The tables below show the number of times each pair of words occurs in consecutive positions in the Biological section of the Voynich manuscript.
As usual, the data provides lots of tantalizing patterns, but no definite conclusions. At least, the patterns strongly suggest that the text is actually natural language, and not random garbage.
One obvious pattern in the table is that words with similar structure seem to have similar neighbor distributions.
Also, there are some words that are unexpectedly common at the end of lines (just before the "//") or at the beginning (after "//"). Other words seem to avoid those positions. I suspect this effect is due to the fact that many end-of-lines are also end-of-paragraph, and hence end-of-sentence. Unfortunately, many paragraph breaks seem to have been omitted in the Currier and FSG transcripts, so this data is particularly noisy.
Guesses, anyone?
The counts were obtained from the entire Biological section of the VMs (f75r--f84v), which is in Currier's "Language B". The version used was a mechanical stroke-level "consensus" of the Currier and FSG transcriptions.
The text had 7054 words, including end-of-line marks "//" and end-of-paragraph marks "=". Words with invalid characters, and words that were transcribed differently by Currier and Friedman, were mapped to the special word "???".
The text was encoded with an ad-hoc stroke-level encoding (yes, ANOTHER one), with identification of some easily confused letters and ignoring differences which (I beleive) are just calligraphic variations.
The encoding is basically the Frogguy alphabet, with the following changes:
Frogguy 9 2 4 x a s e e' t iiiv iiv iv
----------- ---- ---- ---- ---- ---- ---- ---- ---- ---- ---- ---- ----
This table a r q e a z c z c m m n
Frogguy ig ir qp lp dj fj eQPt eLPt eDJt eFJt cg &
----------- ---- ---- ---- ---- ---- ---- ---- ---- ---- ---- ---- ----
This table k w H H P P cHc cHc cPc cPc cj ig
Here is the rough correspondence between my encoding and the original FSG encoding:
Table FSG
----- ---
8 8
H H, D
P P, F
a A, G, CI
am AM, AIN, CIIIL
an AN, CM
ar AR, CIR
aw AIR, CIIR
c C
cHc HZ, DZ
cPc PZ, FZ
ca CA, CG, CCI, TI
cc T, CC
cj 6
e E
i I
ig 7
iu L
k K
m M
n N
o O
q 4
r R
w IR
z 2
za 2A, 2G, 2CI, SI
zc S, 2C
Since the correspondence is (on purpose) ambiguous, I cannot easily map the table back to the FSG encoding.
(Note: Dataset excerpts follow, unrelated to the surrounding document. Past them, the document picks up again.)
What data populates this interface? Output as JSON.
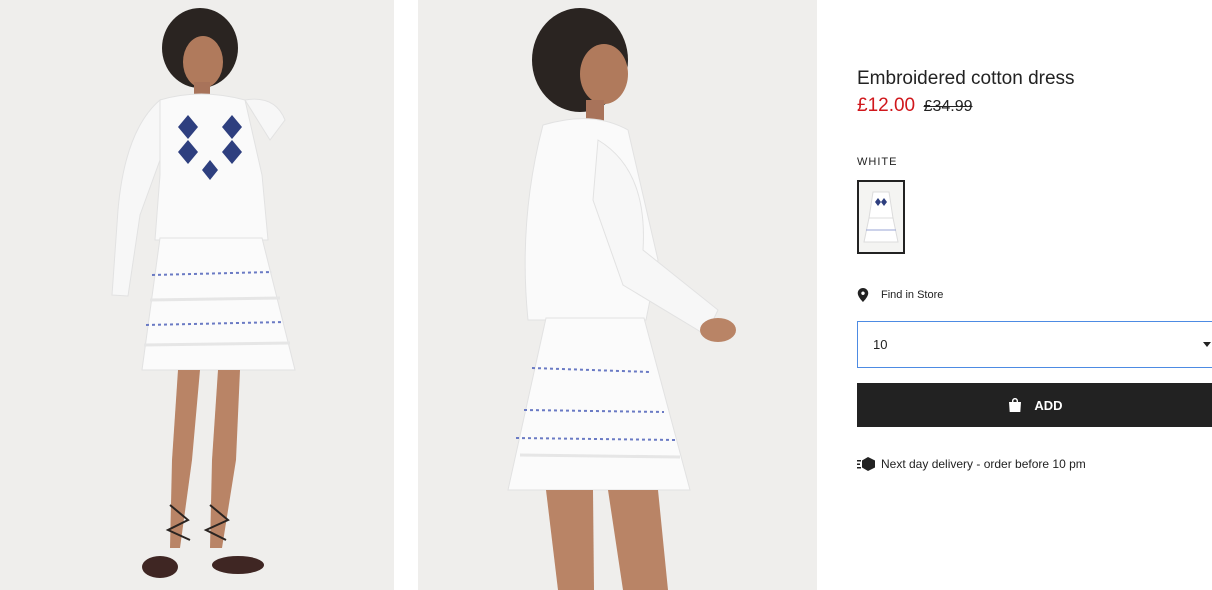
{
  "product": {
    "title": "Embroidered cotton dress",
    "price_sale": "£12.00",
    "price_original": "£34.99"
  },
  "color": {
    "label": "WHITE",
    "selected_swatch_icon": "dress-thumbnail"
  },
  "store": {
    "find_label": "Find in Store",
    "icon": "location-pin-icon"
  },
  "size_select": {
    "value": "10",
    "icon": "chevron-down-icon"
  },
  "add_button": {
    "label": "ADD",
    "icon": "shopping-bag-icon"
  },
  "delivery": {
    "text": "Next day delivery - order before 10 pm",
    "icon": "delivery-truck-icon"
  },
  "colors": {
    "sale_price": "#d0171c",
    "button_bg": "#222222",
    "select_border": "#4d8be3",
    "photo_bg": "#efeeec"
  }
}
The whole word-pair frequency table would be huge (about 850 by 850), but quite sparse (less than 7000 non-zero entries). To keep the output small but readable, I partitioned the vocabulary into a small set of frequently occuring key words, and a large set of non-keys.
The word-pair frequency table was then split into four sections: key × key, key × non-key, non-key × key, and non-key × non-key. Only the first three sections were computed and printed; the first has about 25 × 25 entries, and the other two have about 25 × 830 entries.
Here is the list of key words used for this run:
// qoe zcccHca oHam
zcc8a eccc8a zccca oHar
ccc8a oHcc8a cccca qoHan
oe zccc8a zam qoHam
oHc8a ccca 8am qoHar
qoHcc8a zcca 8ar qoHcca
qoHc8a cccHca 8ae oHcca
qoHa zccHca oHae or
qoHae ccccHca
To build the tables, I used the following Unix commands:
cat infile.wds \
| gawk \
' BEGIN { want = "="; } \
/./ { print want, $0; want = $0; next; } \
' \
| count-diword-freqs \
-v rows=nonkeys.dic \
-v cols=keys.dic \
The file infile.wds contains the input text, one word per line.
The command count-diword-freqs is another gawk script that counts the occurrences of each pair, and prints the formatted table to stdout.
The auxiliary files keys.dic and non-keys.dic contain the two word sets, one word per line.
97-08-08: Computed the tables and created these HTML pages.
97-12-10: Reorganized the HTML text, moving each table to a separate file. No substantial changes.